SAS® Analytics is reporting standard for bank
From bank staffers seeking weekly and monthly reports to financial analysts demanding last-minute analyses, Bank of North Carolina found it challenging to forecast and trend data from these wide-ranging reporting requests. To better aggregate data for portfolio reporting and create more comprehensive reporting across different business lines and personnel, Bank of North Carolina chose analytics from SAS.
“SAS understands the data and reporting issues faced by small businesses today. They speak our language,” said Michael Bryan, Chief Information Officer at Bank of North Carolina. “Equally important, our SAS representative listened to our issues and brought in the right SAS® resources to address each business reporting issue. Of the three data/reporting solutions we reviewed extensively, SAS was the only vendor who listened to us and responded.”
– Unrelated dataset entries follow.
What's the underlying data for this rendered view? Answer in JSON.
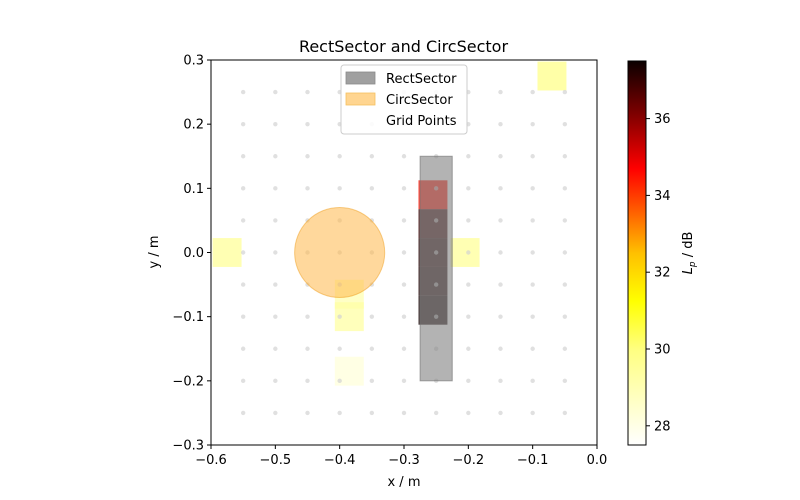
{
  "chart_data": {
    "type": "heatmap",
    "title": "RectSector and CircSector",
    "xlabel": "x / m",
    "ylabel": "y / m",
    "xlim": [
      -0.6,
      0.0
    ],
    "ylim": [
      -0.3,
      0.3
    ],
    "xticks": [
      "−0.6",
      "−0.5",
      "−0.4",
      "−0.3",
      "−0.2",
      "−0.1",
      "0.0"
    ],
    "xtick_values": [
      -0.6,
      -0.5,
      -0.4,
      -0.3,
      -0.2,
      -0.1,
      0.0
    ],
    "yticks": [
      "−0.3",
      "−0.2",
      "−0.1",
      "0.0",
      "0.1",
      "0.2",
      "0.3"
    ],
    "ytick_values": [
      -0.3,
      -0.2,
      -0.1,
      0.0,
      0.1,
      0.2,
      0.3
    ],
    "legend": {
      "placement": "top-center",
      "entries": [
        {
          "label": "RectSector",
          "color": "#a0a0a0"
        },
        {
          "label": "CircSector",
          "color": "#ffd590"
        },
        {
          "label": "Grid Points",
          "color": "#d3d3d3"
        }
      ]
    },
    "colorbar": {
      "label": "L_p / dB",
      "label_main": "L",
      "label_sub": "p",
      "label_suffix": " / dB",
      "min": 27.5,
      "max": 37.5,
      "ticks": [
        "28",
        "30",
        "32",
        "34",
        "36"
      ],
      "tick_values": [
        28,
        30,
        32,
        34,
        36
      ],
      "colormap": "hot_r"
    },
    "cell_size": 0.045,
    "cells": [
      {
        "x": -0.07,
        "y": 0.275,
        "value": 29.8
      },
      {
        "x": -0.575,
        "y": 0.0,
        "value": 29.5
      },
      {
        "x": -0.205,
        "y": 0.0,
        "value": 29.5
      },
      {
        "x": -0.385,
        "y": -0.065,
        "value": 29.0
      },
      {
        "x": -0.385,
        "y": -0.1,
        "value": 29.3
      },
      {
        "x": -0.385,
        "y": -0.185,
        "value": 28.2
      },
      {
        "x": -0.255,
        "y": 0.09,
        "value": 34.5
      },
      {
        "x": -0.255,
        "y": 0.045,
        "value": 37.0
      },
      {
        "x": -0.255,
        "y": 0.0,
        "value": 37.2
      },
      {
        "x": -0.255,
        "y": -0.045,
        "value": 37.3
      },
      {
        "x": -0.255,
        "y": -0.09,
        "value": 37.4
      }
    ],
    "rect_sector": {
      "x0": -0.275,
      "x1": -0.225,
      "y0": -0.2,
      "y1": 0.15
    },
    "circ_sector": {
      "cx": -0.4,
      "cy": 0.0,
      "r": 0.07
    },
    "grid_points": {
      "x_start": -0.55,
      "x_step": 0.05,
      "x_count": 11,
      "y_start": -0.25,
      "y_step": 0.05,
      "y_count": 11
    }
  }
}
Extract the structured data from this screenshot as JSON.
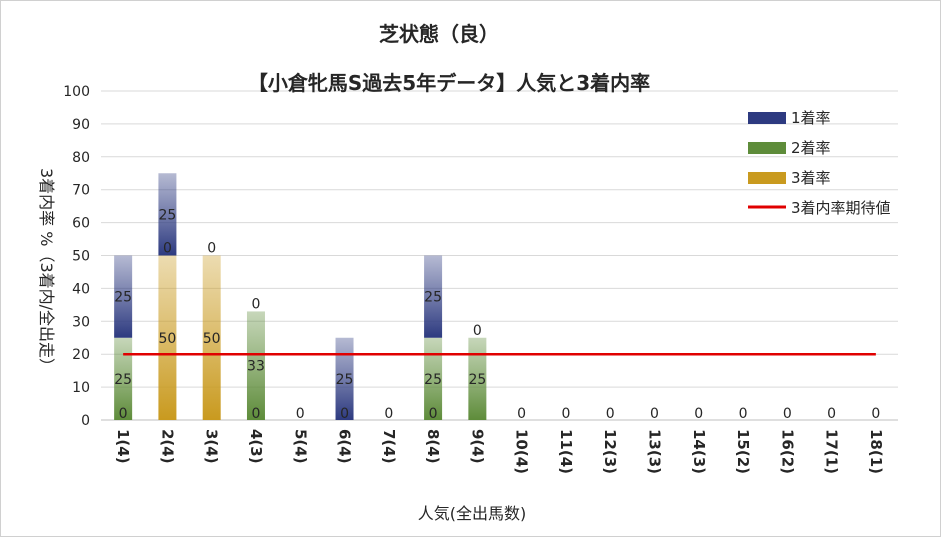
{
  "chart_data": {
    "type": "bar",
    "stacked": true,
    "title": "芝状態（良）",
    "subtitle": "【小倉牝馬S過去5年データ】人気と3着内率",
    "xlabel": "人気(全出馬数)",
    "ylabel": "3着内率 %（3着内/全出走）",
    "ylim": [
      0,
      100
    ],
    "yticks": [
      0,
      10,
      20,
      30,
      40,
      50,
      60,
      70,
      80,
      90,
      100
    ],
    "grid": true,
    "legend_position": "top-right",
    "categories": [
      "1(4)",
      "2(4)",
      "3(4)",
      "4(3)",
      "5(4)",
      "6(4)",
      "7(4)",
      "8(4)",
      "9(4)",
      "10(4)",
      "11(4)",
      "12(3)",
      "13(3)",
      "14(3)",
      "15(2)",
      "16(2)",
      "17(1)",
      "18(1)"
    ],
    "series": [
      {
        "name": "3着率",
        "color": "#c99a1f",
        "values": [
          0,
          50,
          50,
          0,
          0,
          0,
          0,
          0,
          0,
          0,
          0,
          0,
          0,
          0,
          0,
          0,
          0,
          0
        ]
      },
      {
        "name": "2着率",
        "color": "#5e8c3a",
        "values": [
          25,
          0,
          0,
          33,
          0,
          0,
          0,
          25,
          25,
          0,
          0,
          0,
          0,
          0,
          0,
          0,
          0,
          0
        ]
      },
      {
        "name": "1着率",
        "color": "#2d3a80",
        "values": [
          25,
          25,
          0,
          0,
          0,
          25,
          0,
          25,
          0,
          0,
          0,
          0,
          0,
          0,
          0,
          0,
          0,
          0
        ]
      }
    ],
    "reference_line": {
      "name": "3着内率期待値",
      "value": 20,
      "color": "#e00000"
    },
    "data_labels": [
      {
        "category": "1(4)",
        "labels": [
          "0",
          "25",
          "25"
        ]
      },
      {
        "category": "2(4)",
        "labels": [
          "50",
          "0",
          "25"
        ]
      },
      {
        "category": "3(4)",
        "labels": [
          "50",
          "0"
        ]
      },
      {
        "category": "4(3)",
        "labels": [
          "0",
          "33",
          "0"
        ]
      },
      {
        "category": "5(4)",
        "labels": [
          "0"
        ]
      },
      {
        "category": "6(4)",
        "labels": [
          "0",
          "25"
        ]
      },
      {
        "category": "7(4)",
        "labels": [
          "0"
        ]
      },
      {
        "category": "8(4)",
        "labels": [
          "0",
          "25",
          "25"
        ]
      },
      {
        "category": "9(4)",
        "labels": [
          "25",
          "0"
        ]
      },
      {
        "category": "10(4)",
        "labels": [
          "0"
        ]
      },
      {
        "category": "11(4)",
        "labels": [
          "0"
        ]
      },
      {
        "category": "12(3)",
        "labels": [
          "0"
        ]
      },
      {
        "category": "13(3)",
        "labels": [
          "0"
        ]
      },
      {
        "category": "14(3)",
        "labels": [
          "0"
        ]
      },
      {
        "category": "15(2)",
        "labels": [
          "0"
        ]
      },
      {
        "category": "16(2)",
        "labels": [
          "0"
        ]
      },
      {
        "category": "17(1)",
        "labels": [
          "0"
        ]
      },
      {
        "category": "18(1)",
        "labels": [
          "0"
        ]
      }
    ],
    "legend": [
      "1着率",
      "2着率",
      "3着率",
      "3着内率期待値"
    ]
  }
}
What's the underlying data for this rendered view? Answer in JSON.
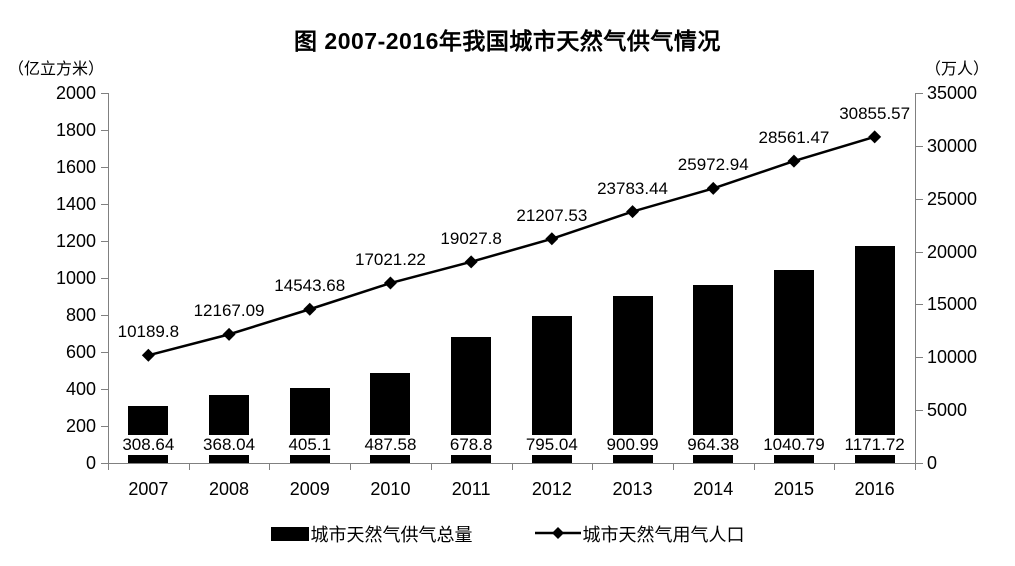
{
  "chart_data": {
    "type": "combo",
    "title": "图 2007-2016年我国城市天然气供气情况",
    "categories": [
      "2007",
      "2008",
      "2009",
      "2010",
      "2011",
      "2012",
      "2013",
      "2014",
      "2015",
      "2016"
    ],
    "series": [
      {
        "name": "城市天然气供气总量",
        "type": "bar",
        "axis": "left",
        "values": [
          308.64,
          368.04,
          405.1,
          487.58,
          678.8,
          795.04,
          900.99,
          964.38,
          1040.79,
          1171.72
        ]
      },
      {
        "name": "城市天然气用气人口",
        "type": "line",
        "axis": "right",
        "values": [
          10189.8,
          12167.09,
          14543.68,
          17021.22,
          19027.8,
          21207.53,
          23783.44,
          25972.94,
          28561.47,
          30855.57
        ]
      }
    ],
    "left_axis": {
      "label": "（亿立方米）",
      "min": 0,
      "max": 2000,
      "step": 200
    },
    "right_axis": {
      "label": "（万人）",
      "min": 0,
      "max": 35000,
      "step": 5000
    },
    "legend_position": "bottom",
    "grid": false,
    "data_labels": true,
    "colors": {
      "bar": "#000000",
      "line": "#000000",
      "marker": "#000000",
      "axis": "#808080",
      "background": "#ffffff",
      "text": "#000000"
    }
  }
}
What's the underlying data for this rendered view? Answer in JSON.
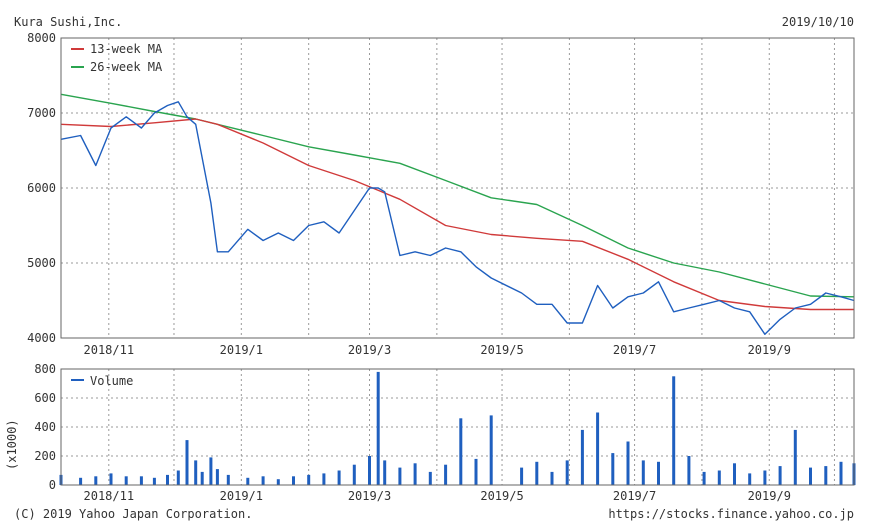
{
  "header": {
    "company": "Kura Sushi,Inc.",
    "date": "2019/10/10"
  },
  "footer": {
    "copyright": "(C) 2019 Yahoo Japan Corporation.",
    "url": "https://stocks.finance.yahoo.co.jp"
  },
  "colors": {
    "price": "#1f5fbf",
    "ma13": "#d03a3a",
    "ma26": "#2aa44f",
    "volume": "#1f5fbf",
    "grid": "#9a9a9a"
  },
  "chart_data": [
    {
      "type": "line",
      "title": "Kura Sushi,Inc.",
      "ylim": [
        4000,
        8000
      ],
      "yticks": [
        4000,
        5000,
        6000,
        7000,
        8000
      ],
      "xtick_labels": [
        "2018/11",
        "2019/1",
        "2019/3",
        "2019/5",
        "2019/7",
        "2019/9"
      ],
      "legend": {
        "placement": "top-left",
        "entries": [
          "13-week MA",
          "26-week MA"
        ]
      },
      "grid": true,
      "series": [
        {
          "name": "Price",
          "color": "#1f5fbf",
          "x": [
            "2018/10/10",
            "2018/10/19",
            "2018/10/26",
            "2018/11/02",
            "2018/11/09",
            "2018/11/16",
            "2018/11/22",
            "2018/11/28",
            "2018/12/03",
            "2018/12/07",
            "2018/12/11",
            "2018/12/14",
            "2018/12/18",
            "2018/12/21",
            "2018/12/26",
            "2019/01/04",
            "2019/01/11",
            "2019/01/18",
            "2019/01/25",
            "2019/02/01",
            "2019/02/08",
            "2019/02/15",
            "2019/02/22",
            "2019/03/01",
            "2019/03/05",
            "2019/03/08",
            "2019/03/15",
            "2019/03/22",
            "2019/03/29",
            "2019/04/05",
            "2019/04/12",
            "2019/04/19",
            "2019/04/26",
            "2019/05/10",
            "2019/05/17",
            "2019/05/24",
            "2019/05/31",
            "2019/06/07",
            "2019/06/14",
            "2019/06/21",
            "2019/06/28",
            "2019/07/05",
            "2019/07/12",
            "2019/07/19",
            "2019/07/26",
            "2019/08/02",
            "2019/08/09",
            "2019/08/16",
            "2019/08/23",
            "2019/08/30",
            "2019/09/06",
            "2019/09/13",
            "2019/09/20",
            "2019/09/27",
            "2019/10/04",
            "2019/10/10"
          ],
          "values": [
            6650,
            6700,
            6300,
            6800,
            6950,
            6800,
            7000,
            7100,
            7150,
            6950,
            6850,
            6400,
            5800,
            5150,
            5150,
            5450,
            5300,
            5400,
            5300,
            5500,
            5550,
            5400,
            5700,
            6000,
            6000,
            5950,
            5100,
            5150,
            5100,
            5200,
            5150,
            4950,
            4800,
            4600,
            4450,
            4450,
            4200,
            4200,
            4700,
            4400,
            4550,
            4600,
            4750,
            4350,
            4400,
            4450,
            4500,
            4400,
            4350,
            4050,
            4250,
            4400,
            4450,
            4600,
            4550,
            4500
          ]
        },
        {
          "name": "13-week MA",
          "color": "#d03a3a",
          "x": [
            "2018/10/10",
            "2018/11/02",
            "2018/11/22",
            "2018/12/11",
            "2018/12/21",
            "2019/01/11",
            "2019/02/01",
            "2019/02/22",
            "2019/03/15",
            "2019/04/05",
            "2019/04/26",
            "2019/05/17",
            "2019/06/07",
            "2019/06/28",
            "2019/07/19",
            "2019/08/09",
            "2019/08/30",
            "2019/09/20",
            "2019/10/10"
          ],
          "values": [
            6850,
            6820,
            6870,
            6920,
            6850,
            6600,
            6300,
            6100,
            5850,
            5500,
            5380,
            5330,
            5290,
            5050,
            4750,
            4500,
            4420,
            4380,
            4380
          ]
        },
        {
          "name": "26-week MA",
          "color": "#2aa44f",
          "x": [
            "2018/10/10",
            "2018/11/02",
            "2018/11/22",
            "2018/12/11",
            "2019/01/11",
            "2019/02/01",
            "2019/02/22",
            "2019/03/15",
            "2019/04/05",
            "2019/04/26",
            "2019/05/17",
            "2019/06/07",
            "2019/06/28",
            "2019/07/19",
            "2019/08/09",
            "2019/08/30",
            "2019/09/20",
            "2019/10/10"
          ],
          "values": [
            7250,
            7130,
            7020,
            6920,
            6700,
            6550,
            6440,
            6330,
            6100,
            5870,
            5780,
            5500,
            5200,
            5000,
            4880,
            4720,
            4560,
            4550
          ]
        }
      ]
    },
    {
      "type": "bar",
      "ylabel": "(x1000)",
      "ylim": [
        0,
        800
      ],
      "yticks": [
        0,
        200,
        400,
        600,
        800
      ],
      "xtick_labels": [
        "2018/11",
        "2019/1",
        "2019/3",
        "2019/5",
        "2019/7",
        "2019/9"
      ],
      "legend": {
        "placement": "top-left",
        "entries": [
          "Volume"
        ]
      },
      "grid": true,
      "series": [
        {
          "name": "Volume",
          "color": "#1f5fbf",
          "x": [
            "2018/10/10",
            "2018/10/19",
            "2018/10/26",
            "2018/11/02",
            "2018/11/09",
            "2018/11/16",
            "2018/11/22",
            "2018/11/28",
            "2018/12/03",
            "2018/12/07",
            "2018/12/11",
            "2018/12/14",
            "2018/12/18",
            "2018/12/21",
            "2018/12/26",
            "2019/01/04",
            "2019/01/11",
            "2019/01/18",
            "2019/01/25",
            "2019/02/01",
            "2019/02/08",
            "2019/02/15",
            "2019/02/22",
            "2019/03/01",
            "2019/03/05",
            "2019/03/08",
            "2019/03/15",
            "2019/03/22",
            "2019/03/29",
            "2019/04/05",
            "2019/04/12",
            "2019/04/19",
            "2019/04/26",
            "2019/05/10",
            "2019/05/17",
            "2019/05/24",
            "2019/05/31",
            "2019/06/07",
            "2019/06/14",
            "2019/06/21",
            "2019/06/28",
            "2019/07/05",
            "2019/07/12",
            "2019/07/19",
            "2019/07/26",
            "2019/08/02",
            "2019/08/09",
            "2019/08/16",
            "2019/08/23",
            "2019/08/30",
            "2019/09/06",
            "2019/09/13",
            "2019/09/20",
            "2019/09/27",
            "2019/10/04",
            "2019/10/10"
          ],
          "values": [
            70,
            50,
            60,
            80,
            60,
            60,
            50,
            70,
            100,
            310,
            170,
            90,
            190,
            110,
            70,
            50,
            60,
            40,
            60,
            70,
            80,
            100,
            140,
            200,
            780,
            170,
            120,
            150,
            90,
            140,
            460,
            180,
            480,
            120,
            160,
            90,
            170,
            380,
            500,
            220,
            300,
            170,
            160,
            750,
            200,
            90,
            100,
            150,
            80,
            100,
            130,
            380,
            120,
            130,
            160,
            150
          ]
        }
      ]
    }
  ]
}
The initial implementation provides dashboards to all of the bank’s commercial lending personnel. Reports include risk metrics of past-due loans, charge-off loans, and critical loan exceptions. These put vital measurements of production and risk exposures at lenders’ fingertips.
“The response has been incredible,” said Bryan. “Each day our lenders view up-to-date loan and deposit production along with each customer’s profitability. This data is validated for quality each morning under strict quality measurements. SAS will be the enterprise reporting standard going forward for Bank of North Carolina, and we’re exploring both SAS Financial Management and SAS risk offerings.”
Another planned project is building models for the bank’s merger-and-acquisition business. “We will load potential acquisition data to model what is important to us,” said Bryan. “This will help us quickly learn how a target bank may perform using our models for reporting. By providing data access we couldn’t fully achieve before, we believe SAS Analytics will make us all better bankers. It makes an incredible difference to our bank, since very few community banks have this access.”